I came to the UK on a skill visa from Afghanistan; after investing half a million pounds, creating numerous jobs for British citizens and paying tens of thousands into the public purse I face the prospect of being removed from the UK. The government this year introduced more requirements in order to qualify for stay such retrospective rules are against the rule of law yet contrary to Phil Woolas assertion I can not find legal help to initiate a judicial review. The official line of Home Office is to “control” the number of immigrants in response to concern expressed by British people through democratic processes in practice this has turned into oppressing minority by popular demand. 

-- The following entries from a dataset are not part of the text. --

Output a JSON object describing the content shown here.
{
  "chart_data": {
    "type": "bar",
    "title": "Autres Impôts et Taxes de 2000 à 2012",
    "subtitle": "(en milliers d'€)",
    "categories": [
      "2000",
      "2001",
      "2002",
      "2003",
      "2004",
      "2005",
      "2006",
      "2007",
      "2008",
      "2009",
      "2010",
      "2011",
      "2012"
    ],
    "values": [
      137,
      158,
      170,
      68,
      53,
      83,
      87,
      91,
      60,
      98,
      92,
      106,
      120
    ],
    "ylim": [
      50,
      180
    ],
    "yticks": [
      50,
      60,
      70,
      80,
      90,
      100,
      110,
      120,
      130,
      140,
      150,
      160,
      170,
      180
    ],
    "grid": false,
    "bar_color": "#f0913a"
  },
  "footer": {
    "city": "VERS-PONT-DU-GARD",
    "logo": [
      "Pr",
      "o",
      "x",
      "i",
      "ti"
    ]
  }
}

The system suffers from a lack of visionary leadership, xenophobia and short-sightedness. Refugees have protection and the government cannot remove their status in response to popular demand but those who work are a toy for making political gestures. the proof is the immigration website where you will find constant and relentless stream of judicial decisions showing the vast numbers of errors which occur by the Home Office; transitional provisions regarding immigration rules ignored, policies not taken into account, ambiguous rules inconsistently applied, children or dependents not considered properly, judicial precedents ignored.

The system is broken because it does not recognise my circumstances. I am invested in the UK, my children are born and raised here; a war is raging in Afghanistan and apart from being born there I have no real connection to it. Yet I am constant threatened with removal by unfair rules. There is a divorce between the values the British society espouse to hold and the immigration system.